If you’re comfortable with that, things are looking pretty good things could go south. However, if Intel decides to push this micro updated via a window ten update, you would almost assuredly experience a blue screen of death.
If you were base clock overclocking a non-k CPU with that microcode embedded into window 10.
So during the overclock Intel non-k CPU to prevent this, I recommended googling how to disable window ten automatic updates and being familiar with how to uninstall security updates that windows ten may have already installed in your system in the background.
Although, for now, I do recommend still purchasing non-k CPUs with the intent of overclocking them, it looks pretty safe as long as you are comfortable with downgrading any BIOS for any motherboard that you might be purchasing shortly.

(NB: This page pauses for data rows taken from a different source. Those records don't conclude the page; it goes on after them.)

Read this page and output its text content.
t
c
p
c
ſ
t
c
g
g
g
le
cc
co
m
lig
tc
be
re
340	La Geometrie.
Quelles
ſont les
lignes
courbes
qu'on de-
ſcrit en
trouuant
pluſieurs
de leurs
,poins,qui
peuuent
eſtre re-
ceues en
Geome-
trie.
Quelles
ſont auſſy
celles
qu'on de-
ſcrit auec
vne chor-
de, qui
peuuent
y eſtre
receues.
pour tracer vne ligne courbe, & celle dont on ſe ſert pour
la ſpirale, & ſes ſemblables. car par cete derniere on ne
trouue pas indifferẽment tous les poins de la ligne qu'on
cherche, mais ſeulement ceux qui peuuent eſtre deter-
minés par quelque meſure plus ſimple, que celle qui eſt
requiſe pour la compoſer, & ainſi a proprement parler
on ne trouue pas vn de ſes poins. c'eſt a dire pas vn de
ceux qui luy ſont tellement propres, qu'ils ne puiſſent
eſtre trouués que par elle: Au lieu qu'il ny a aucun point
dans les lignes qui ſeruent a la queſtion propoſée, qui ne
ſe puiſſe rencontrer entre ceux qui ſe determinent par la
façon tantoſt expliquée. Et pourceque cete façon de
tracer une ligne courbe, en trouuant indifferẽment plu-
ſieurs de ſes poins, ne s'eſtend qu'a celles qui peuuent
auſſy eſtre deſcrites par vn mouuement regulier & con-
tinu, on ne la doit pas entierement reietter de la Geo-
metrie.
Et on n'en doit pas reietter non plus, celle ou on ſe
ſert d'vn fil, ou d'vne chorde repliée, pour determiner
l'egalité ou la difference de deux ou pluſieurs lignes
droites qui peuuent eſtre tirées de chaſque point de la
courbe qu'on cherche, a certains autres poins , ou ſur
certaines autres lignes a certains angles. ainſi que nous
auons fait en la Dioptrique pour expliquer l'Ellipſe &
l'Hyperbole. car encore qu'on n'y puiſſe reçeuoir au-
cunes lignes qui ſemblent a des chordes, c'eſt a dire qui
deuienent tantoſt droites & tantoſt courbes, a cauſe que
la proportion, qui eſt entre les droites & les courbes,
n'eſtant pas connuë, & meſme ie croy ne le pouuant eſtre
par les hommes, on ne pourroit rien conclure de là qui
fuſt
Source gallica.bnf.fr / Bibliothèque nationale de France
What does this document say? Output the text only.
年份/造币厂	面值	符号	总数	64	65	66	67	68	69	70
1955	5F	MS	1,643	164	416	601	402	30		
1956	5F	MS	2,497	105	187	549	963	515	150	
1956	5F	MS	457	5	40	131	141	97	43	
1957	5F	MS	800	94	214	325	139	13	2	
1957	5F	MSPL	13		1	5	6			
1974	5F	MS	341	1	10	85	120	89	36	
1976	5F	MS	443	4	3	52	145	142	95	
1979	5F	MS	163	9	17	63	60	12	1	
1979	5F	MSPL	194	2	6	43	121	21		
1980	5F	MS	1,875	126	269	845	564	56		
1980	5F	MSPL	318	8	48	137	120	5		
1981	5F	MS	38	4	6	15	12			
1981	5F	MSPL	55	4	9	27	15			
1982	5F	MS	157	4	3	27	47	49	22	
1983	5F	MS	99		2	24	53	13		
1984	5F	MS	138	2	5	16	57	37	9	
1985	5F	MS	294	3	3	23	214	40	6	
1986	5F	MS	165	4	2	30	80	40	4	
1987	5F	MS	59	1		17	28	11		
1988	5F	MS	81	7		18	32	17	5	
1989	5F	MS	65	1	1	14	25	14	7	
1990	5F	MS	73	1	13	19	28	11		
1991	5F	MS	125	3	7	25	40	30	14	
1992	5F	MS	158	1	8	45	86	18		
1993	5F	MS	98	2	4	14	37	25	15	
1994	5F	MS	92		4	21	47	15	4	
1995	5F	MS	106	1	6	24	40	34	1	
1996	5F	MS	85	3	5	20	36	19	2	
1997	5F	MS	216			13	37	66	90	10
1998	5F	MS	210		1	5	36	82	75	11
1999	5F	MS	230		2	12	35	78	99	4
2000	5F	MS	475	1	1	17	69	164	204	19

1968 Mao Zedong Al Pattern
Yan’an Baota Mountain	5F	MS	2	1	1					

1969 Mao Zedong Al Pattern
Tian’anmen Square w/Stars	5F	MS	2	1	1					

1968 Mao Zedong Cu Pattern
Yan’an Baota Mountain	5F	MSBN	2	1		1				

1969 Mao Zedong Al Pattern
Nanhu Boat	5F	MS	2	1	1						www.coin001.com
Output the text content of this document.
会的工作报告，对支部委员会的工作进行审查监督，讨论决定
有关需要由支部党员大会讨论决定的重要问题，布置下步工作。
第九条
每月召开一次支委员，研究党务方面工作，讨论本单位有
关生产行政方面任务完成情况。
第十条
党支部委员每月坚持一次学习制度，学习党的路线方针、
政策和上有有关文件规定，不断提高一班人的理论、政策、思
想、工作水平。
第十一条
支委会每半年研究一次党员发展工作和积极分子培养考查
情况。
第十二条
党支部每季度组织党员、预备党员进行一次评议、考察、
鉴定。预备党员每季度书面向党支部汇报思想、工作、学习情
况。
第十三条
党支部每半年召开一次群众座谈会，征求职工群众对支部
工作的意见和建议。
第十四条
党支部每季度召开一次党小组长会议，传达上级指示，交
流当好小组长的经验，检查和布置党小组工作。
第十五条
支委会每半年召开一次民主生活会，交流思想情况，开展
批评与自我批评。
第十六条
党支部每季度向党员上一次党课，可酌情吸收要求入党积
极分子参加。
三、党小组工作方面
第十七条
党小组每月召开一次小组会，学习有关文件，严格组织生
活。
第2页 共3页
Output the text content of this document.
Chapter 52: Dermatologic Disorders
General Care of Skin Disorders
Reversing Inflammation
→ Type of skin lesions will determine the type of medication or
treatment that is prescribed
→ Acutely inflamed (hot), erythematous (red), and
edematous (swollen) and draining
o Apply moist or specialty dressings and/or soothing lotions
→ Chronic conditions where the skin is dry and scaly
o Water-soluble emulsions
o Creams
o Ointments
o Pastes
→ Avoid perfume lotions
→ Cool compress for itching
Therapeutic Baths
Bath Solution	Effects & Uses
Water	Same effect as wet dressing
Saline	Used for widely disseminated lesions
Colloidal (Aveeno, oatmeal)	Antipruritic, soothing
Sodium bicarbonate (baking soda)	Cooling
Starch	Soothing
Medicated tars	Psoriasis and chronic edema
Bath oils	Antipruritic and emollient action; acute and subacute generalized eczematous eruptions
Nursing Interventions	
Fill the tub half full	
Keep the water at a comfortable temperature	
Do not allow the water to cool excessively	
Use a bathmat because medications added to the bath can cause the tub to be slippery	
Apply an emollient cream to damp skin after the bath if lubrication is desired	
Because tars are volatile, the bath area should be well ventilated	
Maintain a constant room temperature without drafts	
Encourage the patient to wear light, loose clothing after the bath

ASRock has discovered a technique to overclock Intel’s non-K CPUs. If you wish to overclock, get an unlocked K-series CPU and change the multiplier in the BIOS to increase the clock speed.
A non-K series CPU with a non-adjustable (locked) multiplier, on the other hand, will save you some money.
The only option to manually overclock is to change the base clock, which might be difficult. You see, there’s no way to unlock an Intel microprocessor by hacking it.
Unlocking a chip is a physical procedure that takes place itself at the manufacturing. So there’s no code to try to crack on a chip that isn’t in the K series.